Sir Bernard Ingham, the “formidable” former press secretary to Margaret Thatcher has died, aged 90.
He suffered a short illness and died surrounded by his family this lunchtime.
In a statement this afternoon, his son, John Ingham said:
“To the wider world he is known as Margaret Thatcher’s chief press secretary, a formidable operator in the political and Whitehall jungles.
“But to me he was my dad – and a great dad at that. He was a fellow football fan and an adoring grandfather and great-grandfather. My family will miss him greatly.”
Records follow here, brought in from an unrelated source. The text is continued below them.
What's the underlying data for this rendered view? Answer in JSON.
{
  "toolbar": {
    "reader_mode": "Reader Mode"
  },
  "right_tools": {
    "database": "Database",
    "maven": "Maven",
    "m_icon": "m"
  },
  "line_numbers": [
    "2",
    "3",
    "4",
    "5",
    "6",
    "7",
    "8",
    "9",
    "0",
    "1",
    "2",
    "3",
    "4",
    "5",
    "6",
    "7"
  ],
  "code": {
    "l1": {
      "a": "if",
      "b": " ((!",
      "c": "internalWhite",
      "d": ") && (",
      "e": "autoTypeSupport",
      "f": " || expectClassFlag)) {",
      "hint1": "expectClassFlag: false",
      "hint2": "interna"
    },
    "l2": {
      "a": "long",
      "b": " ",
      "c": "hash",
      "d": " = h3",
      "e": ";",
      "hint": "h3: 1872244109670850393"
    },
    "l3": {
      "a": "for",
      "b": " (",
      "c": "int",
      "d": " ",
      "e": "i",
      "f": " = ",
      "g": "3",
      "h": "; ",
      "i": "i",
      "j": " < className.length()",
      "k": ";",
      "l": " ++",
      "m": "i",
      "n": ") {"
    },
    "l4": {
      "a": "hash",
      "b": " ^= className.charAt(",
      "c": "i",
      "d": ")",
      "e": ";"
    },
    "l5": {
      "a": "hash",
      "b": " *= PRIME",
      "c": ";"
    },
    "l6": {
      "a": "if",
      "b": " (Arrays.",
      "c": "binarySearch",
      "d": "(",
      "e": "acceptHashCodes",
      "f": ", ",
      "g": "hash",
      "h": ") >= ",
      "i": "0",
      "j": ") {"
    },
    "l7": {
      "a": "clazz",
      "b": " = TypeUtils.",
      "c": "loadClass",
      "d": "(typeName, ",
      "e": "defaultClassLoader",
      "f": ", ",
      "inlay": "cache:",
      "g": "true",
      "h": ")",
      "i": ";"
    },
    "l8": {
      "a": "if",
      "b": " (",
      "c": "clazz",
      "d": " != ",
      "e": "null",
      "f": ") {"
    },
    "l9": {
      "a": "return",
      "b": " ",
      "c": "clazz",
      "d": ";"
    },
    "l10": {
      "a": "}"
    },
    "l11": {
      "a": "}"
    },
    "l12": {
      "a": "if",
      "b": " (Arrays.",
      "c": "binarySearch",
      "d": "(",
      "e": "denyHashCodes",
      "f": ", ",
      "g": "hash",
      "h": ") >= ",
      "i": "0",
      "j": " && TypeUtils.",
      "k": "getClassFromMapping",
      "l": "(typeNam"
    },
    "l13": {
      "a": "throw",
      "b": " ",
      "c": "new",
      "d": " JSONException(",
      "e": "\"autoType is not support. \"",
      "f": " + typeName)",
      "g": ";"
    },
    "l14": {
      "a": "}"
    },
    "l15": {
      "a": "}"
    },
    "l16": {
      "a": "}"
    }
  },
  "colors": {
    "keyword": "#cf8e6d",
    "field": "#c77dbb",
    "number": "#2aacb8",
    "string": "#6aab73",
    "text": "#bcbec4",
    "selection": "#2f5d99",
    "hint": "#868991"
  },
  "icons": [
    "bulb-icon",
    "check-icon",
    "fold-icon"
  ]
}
He was born in Halifax in 1932 and left Hebden Bridge Grammar School at 16 to join the Hebden Bridge Times as a journalist. He would later move to the Yorkshire Post.
Initially anti-Conservative, he wrote articles for local Labour Party newspapers, criticising Ted Heath and Alec Douglas-Home. It was a politics that ran through his family – his father ran a local weaving union and became Hebden Bridge’s first socialist councillor.
He left Yorkshire in 1965 to become The Guardian’s Industrial Correspondent, from the Guardian he moved to the civil service as a press officer and started working with Barbara Castle and later Tony Benn.
When the Conservatives came to power in 1979, he became the Chief Press Secretary to Margaret Thatcher. It’s said that he didn’t necessarily see Lady Thatcher as a Conservative, so much as a “radical.”
However, the new position would see the former left-wing journalist take on the unions.
He remained alongside Lady Thatcher until she was succeeded by Sir John Major. He then he retired.
Sir Bernard Ingham was married for 60 years to Nancy Ingham, a former police officer. She died in 2017.
He leaves a son, two grandchildren and a great-grandchild.